Wenn die neue Bundesregierung Anfang 2022 mit dem deutschen G7-Vorsitz ihre ersten internationalen Akzente setzt, kommt es nicht nur auf die Ambition der Themen an. Mindestens genauso wichtig ist die Art ihrer Bearbeitung und die politische Positionierung des G7-Prozesses selbst. Ähnlich wie bei den deutschen Vorsitzen 2007 (Heiligendamm/G8) und 2015 (Elmau/G7) könnte auch der 2022er Vorsitz an einem Wendepunkt für G7 und G20 liegen. Wird die G7 ihrer Verantwortung für das globale Gemeinwohl gerecht oder wandelt sie sich zu einem Instrument geopolitischer Selbstbehauptung?

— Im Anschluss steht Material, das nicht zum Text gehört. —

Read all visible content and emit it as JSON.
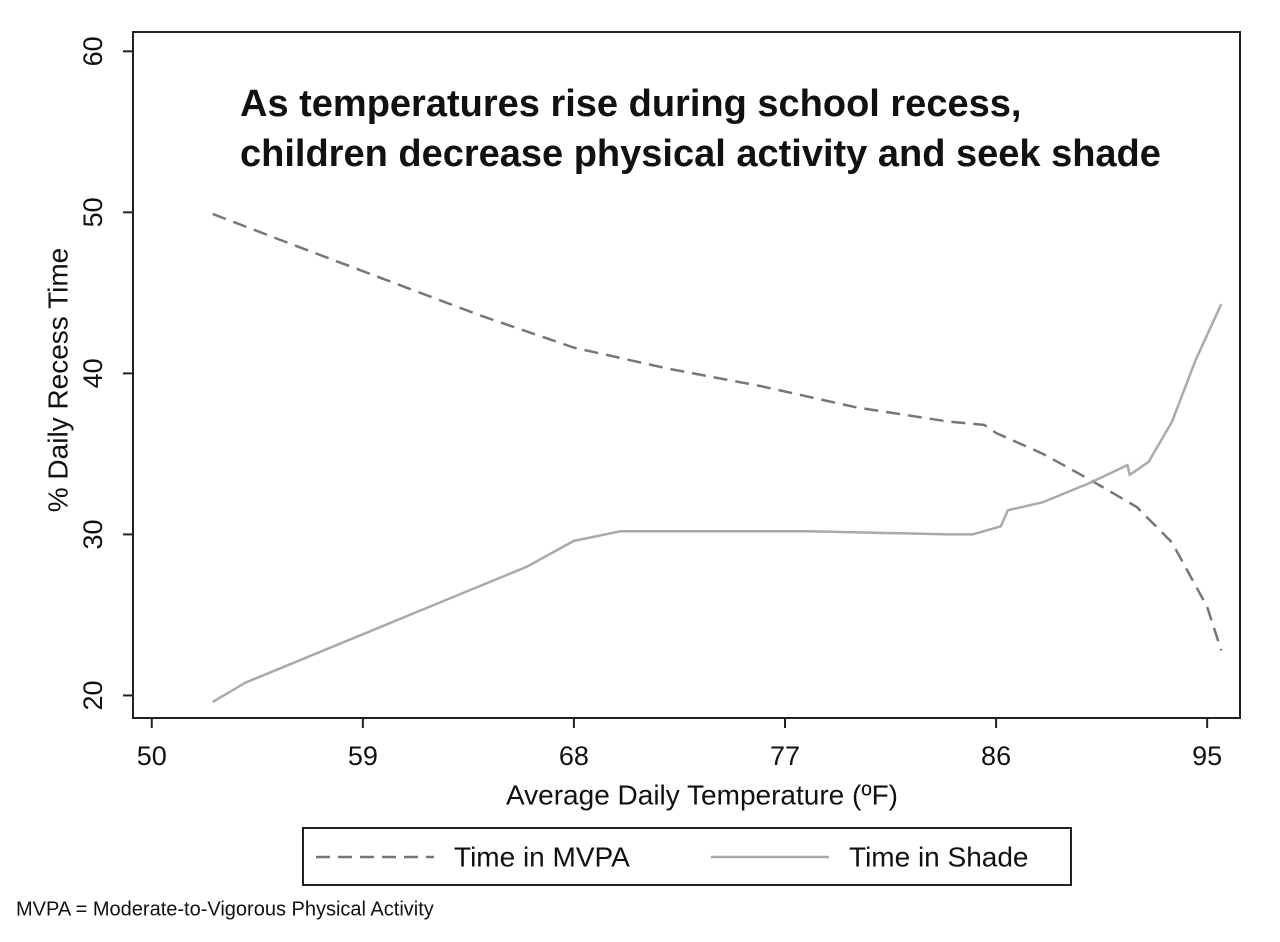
{
  "chart_data": {
    "type": "line",
    "title_lines": [
      "As temperatures rise during school recess,",
      "children decrease physical activity and seek shade"
    ],
    "x_label": "Average Daily Temperature (ºF)",
    "y_label": "% Daily Recess Time",
    "note": "MVPA = Moderate-to-Vigorous Physical Activity",
    "xlim": [
      49.2,
      96.4
    ],
    "xticks": [
      50,
      59,
      68,
      77,
      86,
      95
    ],
    "ylim": [
      18.6,
      61.2
    ],
    "yticks": [
      20,
      30,
      40,
      50,
      60
    ],
    "series": [
      {
        "name": "Time in MVPA",
        "color": "#777777",
        "dash": true,
        "x": [
          52.6,
          56,
          60,
          64,
          68,
          72,
          76,
          80,
          84,
          85.5,
          86,
          88,
          90,
          92,
          93.5,
          95,
          95.6
        ],
        "values": [
          49.9,
          48,
          45.8,
          43.6,
          41.6,
          40.3,
          39.2,
          37.9,
          37.0,
          36.8,
          36.3,
          35.0,
          33.4,
          31.7,
          29.5,
          25.5,
          22.8
        ]
      },
      {
        "name": "Time in Shade",
        "color": "#aaaaaa",
        "dash": false,
        "x": [
          52.6,
          54,
          58,
          62,
          66,
          68,
          70,
          74,
          78,
          84,
          85,
          86.2,
          86.5,
          88,
          90,
          91.6,
          91.7,
          92.5,
          93.5,
          94.5,
          95.6
        ],
        "values": [
          19.6,
          20.8,
          23.2,
          25.6,
          28,
          29.6,
          30.2,
          30.2,
          30.2,
          30.0,
          30.0,
          30.5,
          31.5,
          32.0,
          33.2,
          34.3,
          33.7,
          34.5,
          37,
          40.8,
          44.3
        ]
      }
    ]
  }
}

Mit dem Heiligendamm-Prozess konnten 2007 Brasilien, China, Indien, Mexiko und Südafrika für eine erste strukturelle Öffnung der G8 gewonnen werden. Nur ein Jahr später war die Welt eine andere. In der Finanzkrise kam die G20 erstmals auf Ebene der Staats- und Regierungschef*innen und erklärte sich 2009 zum wichtigsten Forum für ihre internationale wirtschaftliche Zusammenarbeit. Das markierte das Ende der G8 als den zentralen Ort weltwirtschaftlicher Abstimmung, aber auch ihrer Erweiterung. Im Gegenteil, wenige Jahre später wurde Russland aufgrund seiner Annektierung der Krim aus der Gruppe ausgeschlossen, der Elmau-Gipfel 2015 zum ersten regulären im früheren G7-Format. Ohne zentrale wirtschaftspolitische Rolle sowie ohne die großen Schwellenländer und Russland begann die G7 sich neu zu erfinden: als Wertegemeinschaft für Freiheit und Demokratie sowie als Instrument zur Wahrung von Souveränität und territorialer Unversehrtheit. Elmau knüpfte aber auch an die Tradition eines Fokus auf das globale Gemeinwohl sowie auf Afrika an und trug dazu bei, im G7-Kreis die Verabschiedung der Agenda 2030 mit ihren 17 Zielen für nachhaltige Entwicklung (SDGs) und den Abschluss des Pariser Klimaabkommens im selben Jahr vorzubereiten.

In den Folgejahren blieb aber unklar, wie sich Führungsanspruch und Themenspektrum der G7 zu den oft parallelen sowie breiter aufgestellten G20-Prozessen verhalten. Auch wurden mit dem Brexit und der Trump-Administration ernste Probleme in und zwischen den G7-Ländern deutlicher. Gipfelerklärungen verflachten, dokumentierten offen Dissens oder wurden widerrufen. 2020 kam unter US-Vorsitz ein G7-Gipfel nicht zustande. Als 2021 das Vereinigte Königreich den G7-Prozess wieder aufnahm, knüpfte es zwar an gemeinwohlorientierte Traditionen an, orchestrierte aber auch ein neues geopolitisches Setting. Mit Indien und Australien wurden neben Südkorea und Südafrika nicht nur wieder mehrere andere G20-Länder zu einem G7-Gipfel eingeladen, sondern auch der indo-pazifische Quadrilateral Security Dialogue an die G7 herangeführt. Dies lies Beobachter vom ersten Gipfel der Anti-China-Koalition sprechen, was auch durch die Anlage des dort aufgegriffenen US-Vorschlags einer neuen globalen Infrastrukturinitiative unterstrichen wird.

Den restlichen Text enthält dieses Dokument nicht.